日本の中学校で来年の春から使われる社会科の教科書で、独島(トクト)に対する日本の領有権を主張する一方で、植民地時代の徴用と慰安婦をめぐる問題では、その強制性の記述を弱めたり省略したりするなど、歴史を正しく伝えていないとして、韓国政府が日本に対して強く抗議しました。
日本の文部科学省が22日に発表した中学校向け教科書の検定結果によりますと、今回、検定に通った教科書18点のうち、89%にあたる16点は、独島を日本固有の領土だと記述しています。

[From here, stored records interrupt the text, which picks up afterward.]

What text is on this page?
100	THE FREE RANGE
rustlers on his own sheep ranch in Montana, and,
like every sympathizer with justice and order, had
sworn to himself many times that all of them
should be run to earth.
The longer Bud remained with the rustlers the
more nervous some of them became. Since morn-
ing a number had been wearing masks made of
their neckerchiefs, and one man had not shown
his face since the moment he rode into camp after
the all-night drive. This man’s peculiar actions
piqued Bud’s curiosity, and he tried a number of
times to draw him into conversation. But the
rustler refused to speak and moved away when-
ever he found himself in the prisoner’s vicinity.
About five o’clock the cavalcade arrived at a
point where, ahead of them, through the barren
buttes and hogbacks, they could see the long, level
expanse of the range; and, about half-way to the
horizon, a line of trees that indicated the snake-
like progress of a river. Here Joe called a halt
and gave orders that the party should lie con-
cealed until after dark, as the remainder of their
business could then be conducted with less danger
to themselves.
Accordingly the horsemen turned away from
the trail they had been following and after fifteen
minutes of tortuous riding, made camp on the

2020年の検定では、こうした記述があった教科書は全体の82%で、今回は7ポイント増えています。
また、18点の教科書のうち15点は、韓国が独島を「不法占拠」していると記述しています。
また、植民地時代の徴用と慰安婦をめぐる記述では、一部の教科書で強制性に対する表現を弱めたことに加え、強制性に対する言及を削除した教科書もありました。
ある教科書は、徴用問題に関して、2020年版では、「過酷な労働を強いられた」と記述していましたが、今回は「過酷な環境で働いた人もいた」という記述に変わり、強制性が弱められています。

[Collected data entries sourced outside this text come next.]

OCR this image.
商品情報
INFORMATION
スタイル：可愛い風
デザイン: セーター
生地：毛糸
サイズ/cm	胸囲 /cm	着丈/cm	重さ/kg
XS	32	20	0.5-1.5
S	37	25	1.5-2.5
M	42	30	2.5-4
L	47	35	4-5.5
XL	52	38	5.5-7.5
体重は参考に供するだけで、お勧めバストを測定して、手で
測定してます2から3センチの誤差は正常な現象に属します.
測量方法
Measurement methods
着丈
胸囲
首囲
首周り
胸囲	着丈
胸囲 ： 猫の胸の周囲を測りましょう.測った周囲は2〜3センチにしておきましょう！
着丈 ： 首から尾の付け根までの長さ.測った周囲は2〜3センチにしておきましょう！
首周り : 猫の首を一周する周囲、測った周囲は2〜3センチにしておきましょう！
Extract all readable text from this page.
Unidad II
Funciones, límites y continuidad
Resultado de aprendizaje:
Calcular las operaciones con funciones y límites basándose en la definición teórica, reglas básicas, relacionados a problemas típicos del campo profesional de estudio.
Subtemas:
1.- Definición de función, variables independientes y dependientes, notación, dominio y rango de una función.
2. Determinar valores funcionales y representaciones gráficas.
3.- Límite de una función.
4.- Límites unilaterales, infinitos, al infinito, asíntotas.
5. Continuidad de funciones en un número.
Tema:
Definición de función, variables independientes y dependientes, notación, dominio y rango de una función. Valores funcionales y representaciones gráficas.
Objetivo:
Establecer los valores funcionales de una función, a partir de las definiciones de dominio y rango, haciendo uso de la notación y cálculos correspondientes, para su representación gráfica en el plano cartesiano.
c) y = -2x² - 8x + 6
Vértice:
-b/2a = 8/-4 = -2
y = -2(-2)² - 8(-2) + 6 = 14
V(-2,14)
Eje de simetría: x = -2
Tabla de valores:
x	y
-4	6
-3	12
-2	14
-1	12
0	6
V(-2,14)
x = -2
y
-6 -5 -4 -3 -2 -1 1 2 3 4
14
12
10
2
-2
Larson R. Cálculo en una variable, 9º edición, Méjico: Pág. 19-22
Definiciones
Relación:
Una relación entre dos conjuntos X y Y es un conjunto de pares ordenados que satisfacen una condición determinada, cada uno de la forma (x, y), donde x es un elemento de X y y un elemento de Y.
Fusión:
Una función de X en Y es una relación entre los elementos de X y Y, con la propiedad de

また、慰安婦に関しては、「従軍慰安婦」という表現が削除された教科書もありました。
こうしたことを受け、外交部は22日、「日本政府が独島に対する不当な主張と、歴史的事実に合致しない主張に基づいて記述された教科書を検定で合格させたことに強い遺憾の意を表明する」という報道官名義の声明を出しました。
また、「慰安婦や強制徴用をめぐる問題に関する表現と記述が強制性を表さない形に変更された」として、「日本政府が過去の歴史に関する謝罪と反省の精神に基づいた歴史教育を真摯に実践していくことを促す」と求めました。
一方、外交部の金烘均(キム・ホンギュン)第1次官は、韓国に駐在する相星孝一大使を呼び、抗議しました。